Pod-Level Rescheduling

If this mode is enabled, only the faulty pods are stopped each time a fault occurs. After the faulty pods are re-created and rescheduled, a training job is restarted. If the fault cannot be rectified, job-level rescheduling is triggered. Compared with job-level rescheduling, pod-level rescheduling reduces the time for resource scheduling and pod creation.

For details about the key configuration steps of pod-level rescheduling, see Configuring Pod-Level Rescheduling.

Restrictions

  • When pod-level rescheduling is used for a training job in a large cluster, you are advised to set the open files parameter (maximum number of files that can be opened) to a large value. If the value is too small, pod rescheduling may be abnormal. For example, run the ulimit -n 100000 command to set open files to 100000.
  • When the pod with hccl/rankIndex being 0 under annotation of a training job is faulty, pod-level rescheduling and process-level rescheduling are not triggered. Instead, job-level rescheduling is triggered.
  • Do not use the ConfigMap to mount the RankTable file. Otherwise, job rescheduling may fail.

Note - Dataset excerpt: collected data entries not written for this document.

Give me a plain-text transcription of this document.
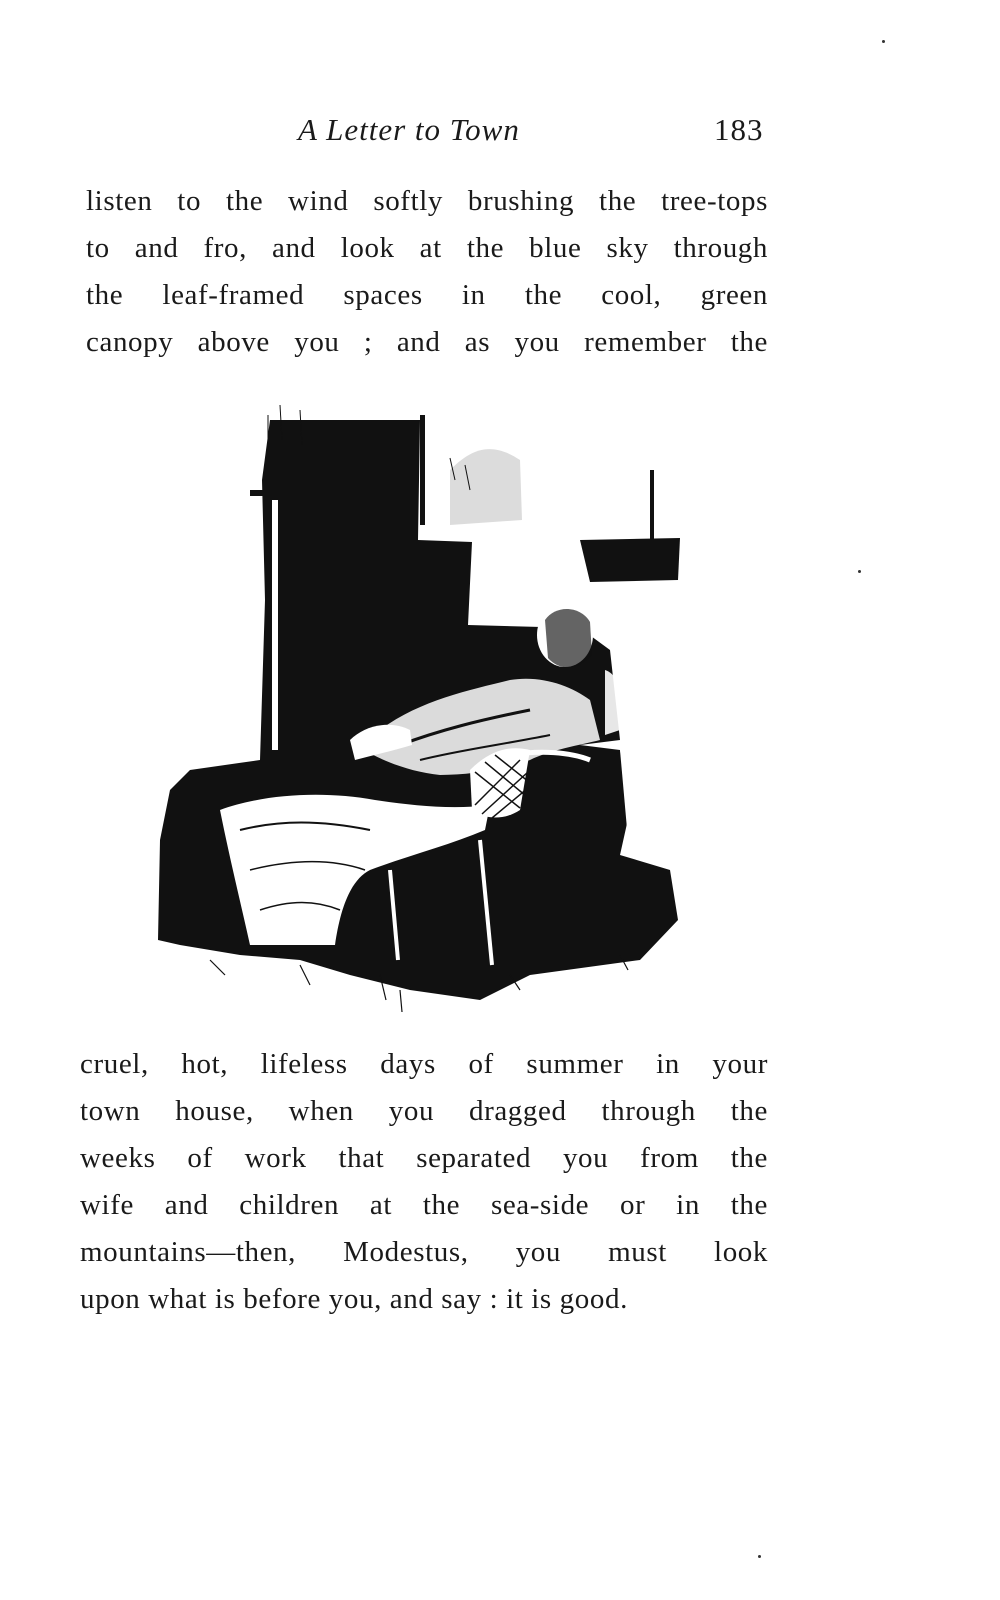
A Letter to Town	183
listen to the wind softly brushing the tree-tops
to and fro, and look at the blue sky through
the leaf-framed spaces in the cool, green
canopy above you ; and as you remember the
cruel, hot, lifeless days of summer in your
town house, when you dragged through the
weeks of work that separated you from the
wife and children at the sea-side or in the
mountains—then, Modestus, you must look
upon what is before you, and say : it is good.
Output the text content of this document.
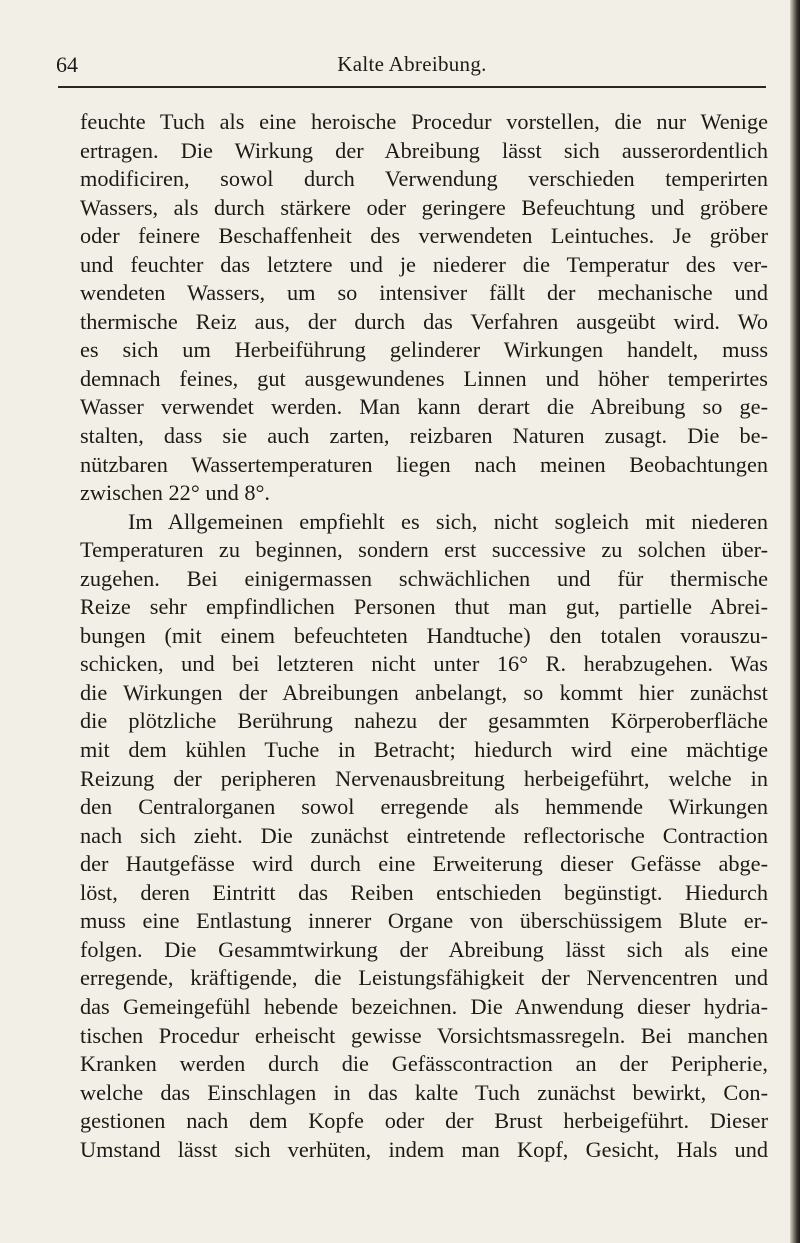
64	Kalte Abreibung.
feuchte Tuch als eine heroische Procedur vorstellen, die nur Wenige
ertragen. Die Wirkung der Abreibung lässt sich ausserordentlich
modificiren, sowol durch Verwendung verschieden temperirten
Wassers, als durch stärkere oder geringere Befeuchtung und gröbere
oder feinere Beschaffenheit des verwendeten Leintuches. Je gröber
und feuchter das letztere und je niederer die Temperatur des ver-
wendeten Wassers, um so intensiver fällt der mechanische und
thermische Reiz aus, der durch das Verfahren ausgeübt wird. Wo
es sich um Herbeiführung gelinderer Wirkungen handelt, muss
demnach feines, gut ausgewundenes Linnen und höher temperirtes
Wasser verwendet werden. Man kann derart die Abreibung so ge-
stalten, dass sie auch zarten, reizbaren Naturen zusagt. Die be-
nützbaren Wassertemperaturen liegen nach meinen Beobachtungen
zwischen 22° und 8°.
Im Allgemeinen empfiehlt es sich, nicht sogleich mit niederen
Temperaturen zu beginnen, sondern erst successive zu solchen über-
zugehen. Bei einigermassen schwächlichen und für thermische
Reize sehr empfindlichen Personen thut man gut, partielle Abrei-
bungen (mit einem befeuchteten Handtuche) den totalen vorauszu-
schicken, und bei letzteren nicht unter 16° R. herabzugehen. Was
die Wirkungen der Abreibungen anbelangt, so kommt hier zunächst
die plötzliche Berührung nahezu der gesammten Körperoberfläche
mit dem kühlen Tuche in Betracht; hiedurch wird eine mächtige
Reizung der peripheren Nervenausbreitung herbeigeführt, welche in
den Centralorganen sowol erregende als hemmende Wirkungen
nach sich zieht. Die zunächst eintretende reflectorische Contraction
der Hautgefässe wird durch eine Erweiterung dieser Gefässe abge-
löst, deren Eintritt das Reiben entschieden begünstigt. Hiedurch
muss eine Entlastung innerer Organe von überschüssigem Blute er-
folgen. Die Gesammtwirkung der Abreibung lässt sich als eine
erregende, kräftigende, die Leistungsfähigkeit der Nervencentren und
das Gemeingefühl hebende bezeichnen. Die Anwendung dieser hydria-
tischen Procedur erheischt gewisse Vorsichtsmassregeln. Bei manchen
Kranken werden durch die Gefässcontraction an der Peripherie,
welche das Einschlagen in das kalte Tuch zunächst bewirkt, Con-
gestionen nach dem Kopfe oder der Brust herbeigeführt. Dieser
Umstand lässt sich verhüten, indem man Kopf, Gesicht, Hals und
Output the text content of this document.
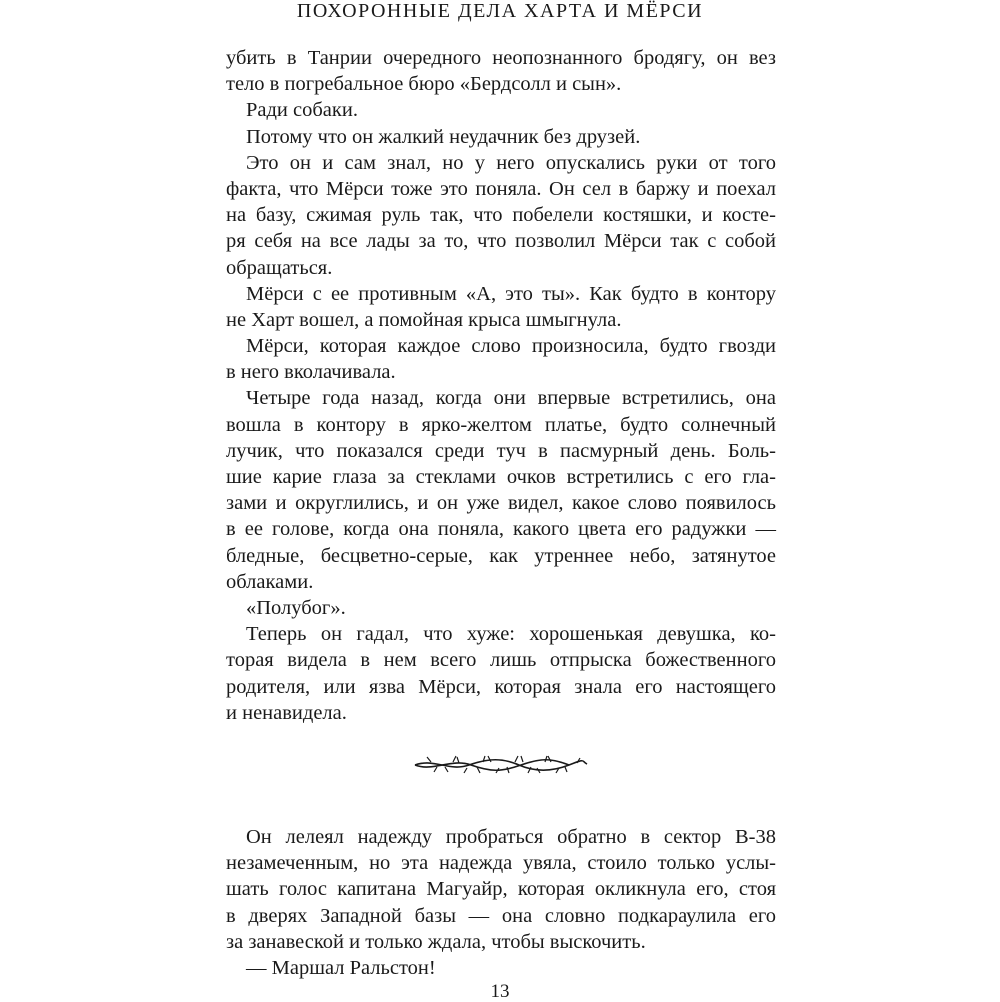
ПОХОРОННЫЕ ДЕЛА ХАРТА И МЁРСИ
убить в Танрии очередного неопознанного бродягу, он вез
тело в погребальное бюро «Бердсолл и сын».
Ради собаки.
Потому что он жалкий неудачник без друзей.
Это он и сам знал, но у него опускались руки от того
факта, что Мёрси тоже это поняла. Он сел в баржу и поехал
на базу, сжимая руль так, что побелели костяшки, и косте-
ря себя на все лады за то, что позволил Мёрси так с собой
обращаться.
Мёрси с ее противным «А, это ты». Как будто в контору
не Харт вошел, а помойная крыса шмыгнула.
Мёрси, которая каждое слово произносила, будто гвозди
в него вколачивала.
Четыре года назад, когда они впервые встретились, она
вошла в контору в ярко-желтом платье, будто солнечный
лучик, что показался среди туч в пасмурный день. Боль-
шие карие глаза за стеклами очков встретились с его гла-
зами и округлились, и он уже видел, какое слово появилось
в ее голове, когда она поняла, какого цвета его радужки —
бледные, бесцветно-серые, как утреннее небо, затянутое
облаками.
«Полубог».
Теперь он гадал, что хуже: хорошенькая девушка, ко-
торая видела в нем всего лишь отпрыска божественного
родителя, или язва Мёрси, которая знала его настоящего
и ненавидела.
Он лелеял надежду пробраться обратно в сектор В-38
незамеченным, но эта надежда увяла, стоило только услы-
шать голос капитана Магуайр, которая окликнула его, стоя
в дверях Западной базы — она словно подкараулила его
за занавеской и только ждала, чтобы выскочить.
— Маршал Ральстон!
13
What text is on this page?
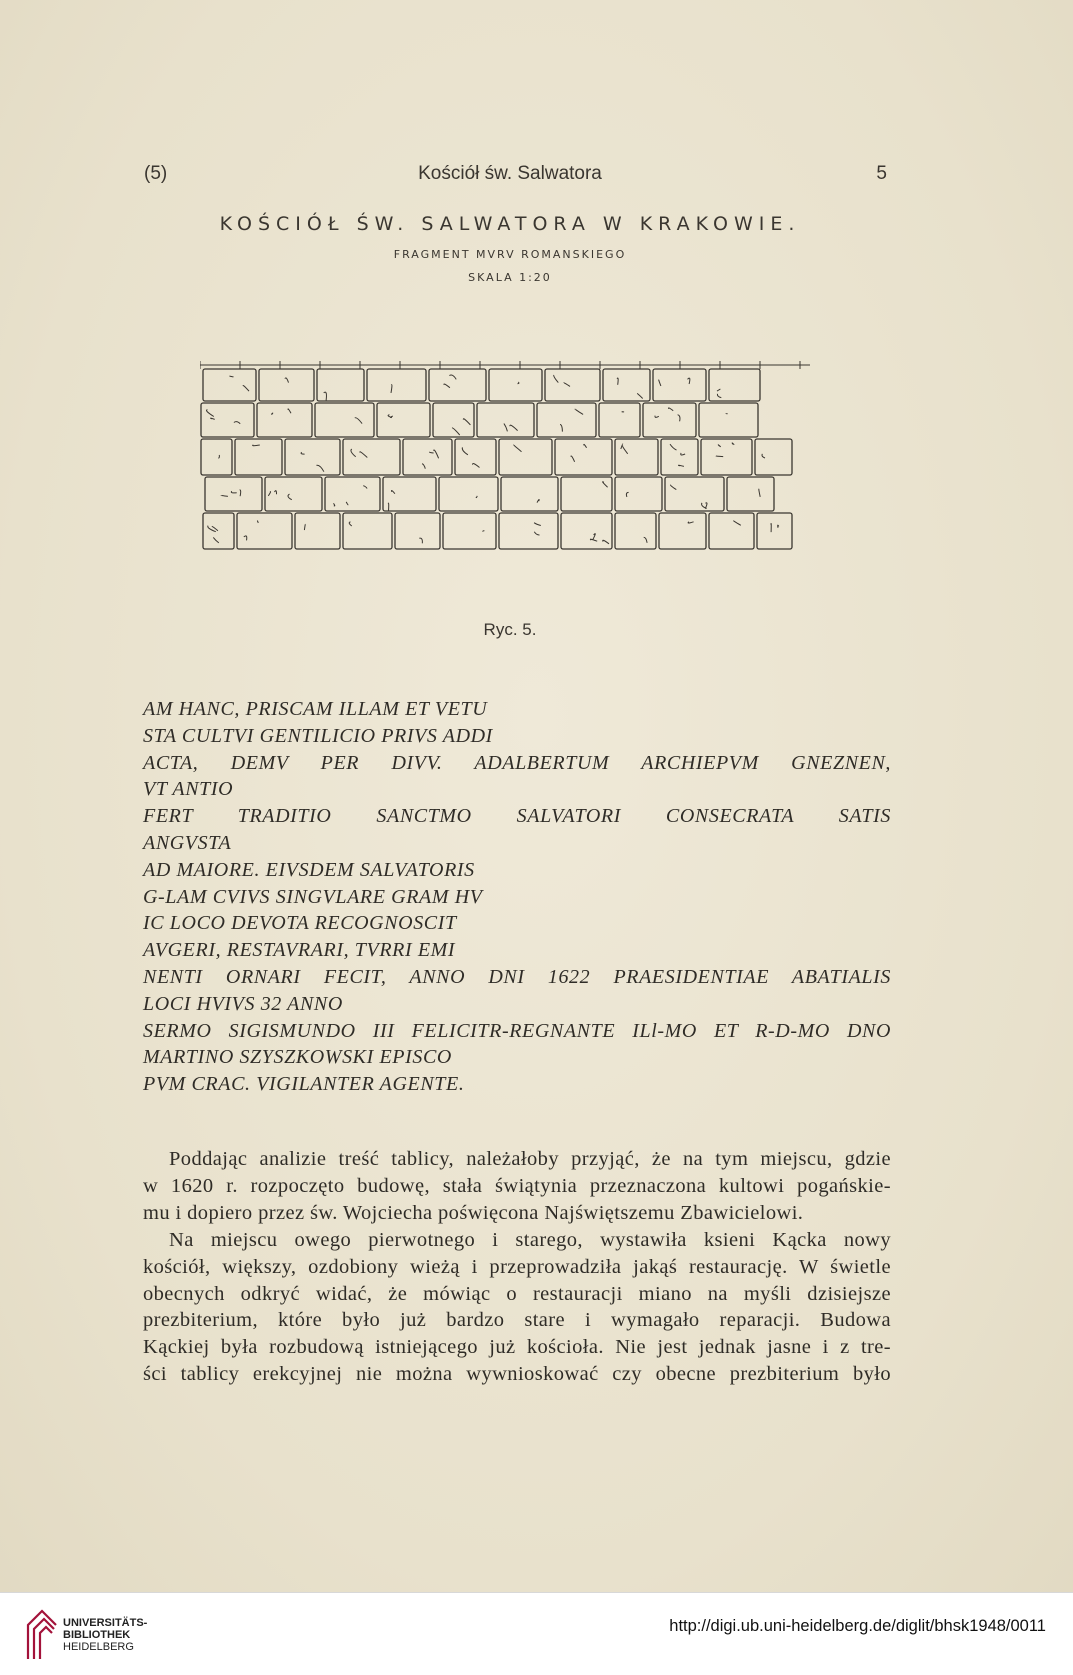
(5)	Kościół św. Salwatora	5
KOŚCIÓŁ ŚW. SALWATORA W KRAKOWIE.
FRAGMENT MVRV ROMANSKIEGO
SKALA 1:20
Ryc. 5.
AM HANC, PRISCAM ILLAM ET VETU
STA CULTVI GENTILICIO PRIVS ADDI
ACTA, DEMV PER DIVV. ADALBERTUM ARCHIEPVM GNEZNEN,
VT ANTIO
FERT TRADITIO SANCTMO SALVATORI CONSECRATA SATIS
ANGVSTA
AD MAIORE. EIVSDEM SALVATORIS
G-LAM CVIVS SINGVLARE GRAM HV
IC LOCO DEVOTA RECOGNOSCIT
AVGERI, RESTAVRARI, TVRRI EMI
NENTI ORNARI FECIT, ANNO DNI 1622 PRAESIDENTIAE ABATIALIS
LOCI HVIVS 32 ANNO
SERMO SIGISMUNDO III FELICITR-REGNANTE ILl-MO ET R-D-MO DNO
MARTINO SZYSZKOWSKI EPISCO
PVM CRAC. VIGILANTER AGENTE.

Poddając analizie treść tablicy, należałoby przyjąć, że na tym miejscu, gdzie
w 1620 r. rozpoczęto budowę, stała świątynia przeznaczona kultowi pogańskie-
mu i dopiero przez św. Wojciecha poświęcona Najświętszemu Zbawicielowi.

Na miejscu owego pierwotnego i starego, wystawiła ksieni Kącka nowy
kościół, większy, ozdobiony wieżą i przeprowadziła jakąś restaurację. W świetle
obecnych odkryć widać, że mówiąc o restauracji miano na myśli dzisiejsze
prezbiterium, które było już bardzo stare i wymagało reparacji. Budowa
Kąckiej była rozbudową istniejącego już kościoła. Nie jest jednak jasne i z tre-
ści tablicy erekcyjnej nie można wywnioskować czy obecne prezbiterium było

UNIVERSITÄTS-
BIBLIOTHEK
HEIDELBERG
http://digi.ub.uni-heidelberg.de/diglit/bhsk1948/0011
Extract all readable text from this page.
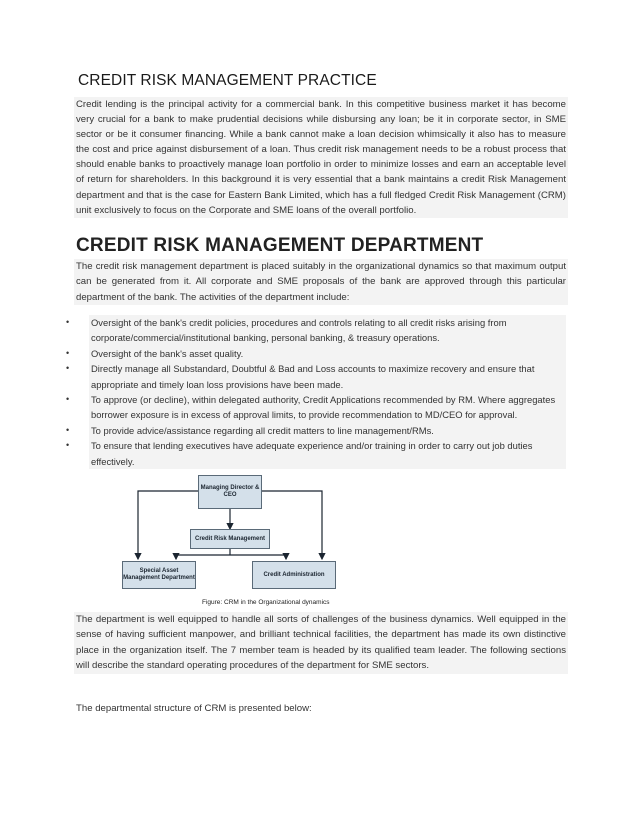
CREDIT RISK MANAGEMENT PRACTICE
Credit lending is the principal activity for a commercial bank. In this competitive business market it has become very crucial for a bank to make prudential decisions while disbursing any loan; be it in corporate sector, in SME sector or be it consumer financing. While a bank cannot make a loan decision whimsically it also has to measure the cost and price against disbursement of a loan. Thus credit risk management needs to be a robust process that should enable banks to proactively manage loan portfolio in order to minimize losses and earn an acceptable level of return for shareholders. In this background it is very essential that a bank maintains a credit Risk Management department and that is the case for Eastern Bank Limited, which has a full fledged Credit Risk Management (CRM) unit exclusively to focus on the Corporate and SME loans of the overall portfolio.
CREDIT RISK MANAGEMENT DEPARTMENT
The credit risk management department is placed suitably in the organizational dynamics so that maximum output can be generated from it. All corporate and SME proposals of the bank are approved through this particular department of the bank. The activities of the department include:
• Oversight of the bank's credit policies, procedures and controls relating to all credit risks arising from corporate/commercial/institutional banking, personal banking, & treasury operations.
• Oversight of the bank's asset quality.
• Directly manage all Substandard, Doubtful & Bad and Loss accounts to maximize recovery and ensure that appropriate and timely loan loss provisions have been made.
• To approve (or decline), within delegated authority, Credit Applications recommended by RM. Where aggregates borrower exposure is in excess of approval limits, to provide recommendation to MD/CEO for approval.
• To provide advice/assistance regarding all credit matters to line management/RMs.
• To ensure that lending executives have adequate experience and/or training in order to carry out job duties effectively.
Managing Director & CEO
Credit Risk Management
Special Asset Management Department
Credit Administration
Figure: CRM in the Organizational dynamics
The department is well equipped to handle all sorts of challenges of the business dynamics. Well equipped in the sense of having sufficient manpower, and brilliant technical facilities, the department has made its own distinctive place in the organization itself. The 7 member team is headed by its qualified team leader. The following sections will describe the standard operating procedures of the department for SME sectors.
The departmental structure of CRM is presented below:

Supported Products and AI Frameworks

Table 1 Products and frameworks supported by the rescheduling mode

Product Type

Hardware Form

Training Framework

Atlas training products

  • Atlas 800 training server (model 9000)
  • Atlas 800 training server (model 9010)
    NOTE:

    If the processor working mode of the Atlas 800 training server is SMP and each pod allocates one or two NPUs, rescheduling is not supported. For details about how to query and set the working mode of an NPU, see Querying and Setting the Working Mode of an NPU (npuworkmode) in Atlas 800 Training Server iBMC User Guide (Model 9000).

  • MindSpore
  • TensorFlow
  • PyTorch

Atlas A2 training products

  • Atlas 800T A2 training server
  • Atlas 200T A2 Box16 heterogeneous subrack
  • Atlas 900 A2 PoD cluster basic unit
  • MindSpore
  • TensorFlow
  • PyTorch

Atlas A3 training products

  • Atlas 900 A3 SuperPoD

  • Atlas 800T A3 SuperPoD Server
  • MindSpore
  • TensorFlow
  • PyTorch

A200T A3 Box8 SuperPoD Server

A200T A3 Box8 SuperPoD Server

  • MindSpore
  • TensorFlow
  • PyTorch

Rescheduling Principles

If a software or hardware fault occurs during training, the training status becomes abnormal. Pod-level rescheduling destroys the faulty pods and training containers in the job, instructs the management processes in other training containers to destroy all training processes, isolates the faulty device, and reschedules and restarts training containers. Once restarted, management processes in all containers are notified to restart training processes to resume training.

  1. After a fault is detected, delete faulty pods and containers in the job and destroy all training processes.
  2. Isolate the device where the fault occurs to prevent the device from being used again.
  3. Recreate and schedule training pods and containers.
  4. Restart containers and training processes to resume training.